Nos últimos meses, tem ganhado força uma preocupante tendência entre crianças e adolescentes: a ideia de que ter um emprego formal, com carteira assinada, é sinônimo de fracasso. A sigla CLT (Consolidação das Leis do Trabalho) tem sido usada como ofensa, uma visão que preocupa especialistas e reflete uma distorção sobre o mundo do trabalho e a importância dos direitos trabalhistas.
O mito da CLT como sinônimo de fracasso
A difusão de discursos que demonizam o emprego formal é impulsionada por influenciadores digitais e até mesmo por “coaches mirins”, que propagam a ideia de que a única forma de sucesso é o empreendedorismo desenfreado. Essa narrativa simplifica uma realidade complexa e ignora o papel da CLT na garantia de condições dignas para milhões de trabalhadores brasileiros.
De acordo com Maria Mello, coordenadora do programa Criança e Consumo, do Instituto Alana, essa visão reducionista pode ter impactos negativos a longo prazo. “Os jovens são expostos a uma mentalidade de riqueza imediata, que despreza o esforço contínuo e a segurança proporcionada pelo emprego formal”, afirma.

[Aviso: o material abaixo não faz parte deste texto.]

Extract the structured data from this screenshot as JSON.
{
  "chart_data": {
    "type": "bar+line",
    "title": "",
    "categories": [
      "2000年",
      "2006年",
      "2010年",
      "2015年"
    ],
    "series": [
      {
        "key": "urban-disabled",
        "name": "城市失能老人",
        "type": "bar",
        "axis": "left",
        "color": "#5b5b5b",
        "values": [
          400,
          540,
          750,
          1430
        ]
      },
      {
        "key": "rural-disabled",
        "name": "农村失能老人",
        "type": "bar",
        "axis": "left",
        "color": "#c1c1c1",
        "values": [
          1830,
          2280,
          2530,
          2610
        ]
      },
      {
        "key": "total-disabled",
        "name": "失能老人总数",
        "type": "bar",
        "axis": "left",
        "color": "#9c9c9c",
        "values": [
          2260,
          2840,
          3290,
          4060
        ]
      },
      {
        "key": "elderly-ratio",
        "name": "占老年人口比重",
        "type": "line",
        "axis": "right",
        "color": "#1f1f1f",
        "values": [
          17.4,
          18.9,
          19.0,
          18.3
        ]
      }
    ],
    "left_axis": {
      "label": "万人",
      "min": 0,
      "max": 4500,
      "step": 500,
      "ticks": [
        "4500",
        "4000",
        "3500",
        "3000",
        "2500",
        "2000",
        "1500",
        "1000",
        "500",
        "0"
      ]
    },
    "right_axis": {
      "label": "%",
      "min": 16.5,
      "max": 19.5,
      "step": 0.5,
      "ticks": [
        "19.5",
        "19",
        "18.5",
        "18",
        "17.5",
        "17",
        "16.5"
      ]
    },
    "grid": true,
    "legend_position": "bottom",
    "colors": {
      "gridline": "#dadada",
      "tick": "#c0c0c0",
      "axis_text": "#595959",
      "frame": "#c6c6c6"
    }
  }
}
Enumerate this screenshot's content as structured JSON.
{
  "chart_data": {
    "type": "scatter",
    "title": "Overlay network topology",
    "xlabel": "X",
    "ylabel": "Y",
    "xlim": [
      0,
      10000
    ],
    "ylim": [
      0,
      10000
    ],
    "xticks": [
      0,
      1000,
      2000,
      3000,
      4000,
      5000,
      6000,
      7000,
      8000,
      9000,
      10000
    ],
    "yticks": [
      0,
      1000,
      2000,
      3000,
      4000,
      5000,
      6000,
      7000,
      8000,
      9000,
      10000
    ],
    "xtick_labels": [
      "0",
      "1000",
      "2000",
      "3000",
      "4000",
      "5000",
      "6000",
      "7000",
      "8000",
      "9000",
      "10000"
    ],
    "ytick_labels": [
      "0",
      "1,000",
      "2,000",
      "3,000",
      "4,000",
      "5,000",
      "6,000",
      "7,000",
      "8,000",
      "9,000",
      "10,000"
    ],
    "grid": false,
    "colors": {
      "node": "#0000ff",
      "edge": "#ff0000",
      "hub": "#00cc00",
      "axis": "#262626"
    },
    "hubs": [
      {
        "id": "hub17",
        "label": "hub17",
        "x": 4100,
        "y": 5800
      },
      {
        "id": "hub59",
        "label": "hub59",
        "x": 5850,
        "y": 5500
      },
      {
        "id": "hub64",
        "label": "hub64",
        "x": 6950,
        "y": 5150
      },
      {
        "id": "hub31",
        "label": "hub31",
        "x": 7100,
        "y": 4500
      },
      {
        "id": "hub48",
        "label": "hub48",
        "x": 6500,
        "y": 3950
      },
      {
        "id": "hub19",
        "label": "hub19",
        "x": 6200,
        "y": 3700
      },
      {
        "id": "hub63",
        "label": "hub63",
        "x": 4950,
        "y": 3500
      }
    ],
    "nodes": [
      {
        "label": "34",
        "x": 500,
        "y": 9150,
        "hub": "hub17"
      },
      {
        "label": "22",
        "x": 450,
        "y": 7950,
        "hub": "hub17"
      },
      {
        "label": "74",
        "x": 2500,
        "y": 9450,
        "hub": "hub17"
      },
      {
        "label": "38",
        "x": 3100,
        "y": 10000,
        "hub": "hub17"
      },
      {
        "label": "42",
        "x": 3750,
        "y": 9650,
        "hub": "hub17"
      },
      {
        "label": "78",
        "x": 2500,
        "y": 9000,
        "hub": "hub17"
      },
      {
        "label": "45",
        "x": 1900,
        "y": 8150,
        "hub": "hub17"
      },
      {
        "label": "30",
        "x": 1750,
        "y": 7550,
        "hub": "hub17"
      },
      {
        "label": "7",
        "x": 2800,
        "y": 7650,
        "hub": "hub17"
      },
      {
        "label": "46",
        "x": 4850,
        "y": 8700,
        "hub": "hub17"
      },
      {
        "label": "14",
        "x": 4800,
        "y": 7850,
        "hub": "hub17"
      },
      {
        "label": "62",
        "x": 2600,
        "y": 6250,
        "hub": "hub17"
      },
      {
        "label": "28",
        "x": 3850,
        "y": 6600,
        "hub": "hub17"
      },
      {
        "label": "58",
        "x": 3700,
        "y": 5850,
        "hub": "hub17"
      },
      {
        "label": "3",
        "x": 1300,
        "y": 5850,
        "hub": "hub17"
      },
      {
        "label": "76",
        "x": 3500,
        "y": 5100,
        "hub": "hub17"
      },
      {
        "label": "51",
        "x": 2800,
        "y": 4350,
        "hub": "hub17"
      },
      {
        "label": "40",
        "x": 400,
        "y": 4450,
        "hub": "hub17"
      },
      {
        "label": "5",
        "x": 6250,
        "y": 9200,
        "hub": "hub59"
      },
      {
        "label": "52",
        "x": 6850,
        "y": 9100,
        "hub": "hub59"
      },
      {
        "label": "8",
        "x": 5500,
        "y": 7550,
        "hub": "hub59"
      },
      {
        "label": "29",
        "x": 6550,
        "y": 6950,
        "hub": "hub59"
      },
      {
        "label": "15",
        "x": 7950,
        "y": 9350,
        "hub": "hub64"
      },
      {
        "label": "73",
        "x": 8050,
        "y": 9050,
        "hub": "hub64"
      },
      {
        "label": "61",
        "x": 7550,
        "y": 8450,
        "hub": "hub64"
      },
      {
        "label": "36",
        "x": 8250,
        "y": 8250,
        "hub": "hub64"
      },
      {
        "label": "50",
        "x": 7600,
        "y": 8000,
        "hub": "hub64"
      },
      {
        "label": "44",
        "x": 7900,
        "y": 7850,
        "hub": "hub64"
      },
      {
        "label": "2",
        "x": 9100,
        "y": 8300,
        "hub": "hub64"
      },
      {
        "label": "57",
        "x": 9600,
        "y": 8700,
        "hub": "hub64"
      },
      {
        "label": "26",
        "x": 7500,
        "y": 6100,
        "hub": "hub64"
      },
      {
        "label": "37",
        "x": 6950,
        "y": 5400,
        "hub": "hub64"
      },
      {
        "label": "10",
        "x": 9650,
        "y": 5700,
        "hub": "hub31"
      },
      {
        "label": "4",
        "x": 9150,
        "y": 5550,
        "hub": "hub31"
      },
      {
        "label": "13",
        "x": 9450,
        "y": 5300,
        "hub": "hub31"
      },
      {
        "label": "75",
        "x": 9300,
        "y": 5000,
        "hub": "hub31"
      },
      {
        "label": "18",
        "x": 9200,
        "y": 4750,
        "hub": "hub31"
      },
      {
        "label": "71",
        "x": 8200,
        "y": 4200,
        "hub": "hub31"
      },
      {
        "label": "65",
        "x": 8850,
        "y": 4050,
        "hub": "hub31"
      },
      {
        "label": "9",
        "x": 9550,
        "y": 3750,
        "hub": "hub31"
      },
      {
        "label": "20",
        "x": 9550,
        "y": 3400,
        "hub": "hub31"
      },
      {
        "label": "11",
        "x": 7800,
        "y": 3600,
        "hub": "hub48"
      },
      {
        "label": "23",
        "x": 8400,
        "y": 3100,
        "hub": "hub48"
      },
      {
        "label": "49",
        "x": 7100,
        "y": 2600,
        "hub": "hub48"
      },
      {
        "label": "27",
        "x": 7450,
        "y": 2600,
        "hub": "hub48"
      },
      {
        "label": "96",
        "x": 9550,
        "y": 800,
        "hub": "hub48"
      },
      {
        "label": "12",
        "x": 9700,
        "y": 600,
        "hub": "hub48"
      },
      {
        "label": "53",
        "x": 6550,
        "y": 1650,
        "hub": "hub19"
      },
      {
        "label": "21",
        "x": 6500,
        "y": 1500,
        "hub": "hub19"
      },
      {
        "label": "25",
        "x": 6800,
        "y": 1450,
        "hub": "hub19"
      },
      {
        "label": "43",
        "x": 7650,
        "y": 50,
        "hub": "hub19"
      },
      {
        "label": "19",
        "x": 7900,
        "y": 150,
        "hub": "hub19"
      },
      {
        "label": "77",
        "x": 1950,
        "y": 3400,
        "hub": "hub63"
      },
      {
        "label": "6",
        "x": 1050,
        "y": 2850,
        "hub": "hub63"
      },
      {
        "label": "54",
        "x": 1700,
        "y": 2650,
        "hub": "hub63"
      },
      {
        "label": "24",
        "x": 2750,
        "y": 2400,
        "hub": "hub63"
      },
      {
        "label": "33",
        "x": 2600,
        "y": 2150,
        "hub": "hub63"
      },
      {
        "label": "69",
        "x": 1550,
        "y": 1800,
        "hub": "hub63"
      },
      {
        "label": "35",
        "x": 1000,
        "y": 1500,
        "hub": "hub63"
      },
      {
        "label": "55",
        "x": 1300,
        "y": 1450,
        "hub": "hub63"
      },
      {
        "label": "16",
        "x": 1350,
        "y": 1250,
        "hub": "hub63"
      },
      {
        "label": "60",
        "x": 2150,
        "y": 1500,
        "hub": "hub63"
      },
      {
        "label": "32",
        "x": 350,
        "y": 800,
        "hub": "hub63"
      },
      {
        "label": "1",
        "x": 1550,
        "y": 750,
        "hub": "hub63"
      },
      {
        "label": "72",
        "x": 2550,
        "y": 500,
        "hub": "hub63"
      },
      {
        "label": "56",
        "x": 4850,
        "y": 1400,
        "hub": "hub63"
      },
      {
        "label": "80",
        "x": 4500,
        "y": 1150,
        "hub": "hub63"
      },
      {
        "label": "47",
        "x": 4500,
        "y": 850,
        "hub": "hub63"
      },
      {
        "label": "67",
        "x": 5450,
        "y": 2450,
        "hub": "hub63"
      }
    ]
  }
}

CLT: um marco histórico de conquistas
A CLT foi instituída em 1943, durante o governo de Getúlio Vargas, unificando e regulamentando os direitos trabalhistas no Brasil. Antes dela, trabalhadores estavam sujeitos a jornadas extenuantes, baixos salários e instabilidade. Com sua implementação, garantias como férias remuneradas, 13º salário, limite de jornada de trabalho e Fundo de Garantia por Tempo de Serviço (FGTS) passaram a ser realidade.
Além disso, a Constituição de 1988 ampliou essas conquistas, tornando o ambiente de trabalho mais justo. Entre os direitos fundamentais garantidos pela legislação estão proteção contra despedida arbitrária, seguro-desemprego, licença-maternidade e paternidade, aposentadoria e adicionais de insalubridade e periculosidade.
O perigo da precarização e da informalidade
O desprezo pela CLT pode levar ao crescimento da informalidade e à retirada de direitos essenciais. Sem proteção legal, trabalhadores enfrentam insegurança financeira, ausência de benefícios e maior vulnerabilidade a abusos. O mercado de trabalho informal, embora flexível, deixa milhões de brasileiros sem garantias mínimas, tornando a ascensão social ainda mais difícil.
O advogado trabalhista Bruno Minoru Okajima ressalta: “A CLT não impede o crescimento profissional, mas assegura um caminho mais estável para quem deseja crescer na carreira sem abrir mão de direitos básicos. A alternativa à CLT não é sempre o sucesso empresarial, mas muitas vezes a precarização.”
Sucesso não tem formato único
O discurso que associa sucesso à ausência de vínculo empregatício ignora que existem diversas formas de realização profissional. Ter um emprego formal não significa estagnação, mas sim segurança para planejar o futuro, investir na própria qualificação e crescer dentro da carreira escolhida.
Empreender pode ser uma opção viável, mas não deve ser visto como a única forma legítima de sucesso. Muitos empreendedores, inclusive, começam suas trajetórias no mercado formal, adquirindo experiência e conhecimento antes de arriscarem seu próprio negócio.
Uma nova narrativa para as futuras gerações
É fundamental que pais, educadores e formadores de opinião orientem os jovens sobre a realidade do mercado de trabalho e a importância dos direitos trabalhistas. A CLT não é um obstáculo, mas um pilar que sustenta a dignidade e o equilíbrio entre patrões e empregados.
Ao invés de alimentar a ilusão de que apenas poucos privilegiados podem ser bem-sucedidos sem um emprego formal, é necessário reforçar que um mercado de trabalho saudável precisa de regras que garantam segurança para todos. O verdadeiro fracasso não é ter direitos, mas abrir mão deles sem compreender sua importância.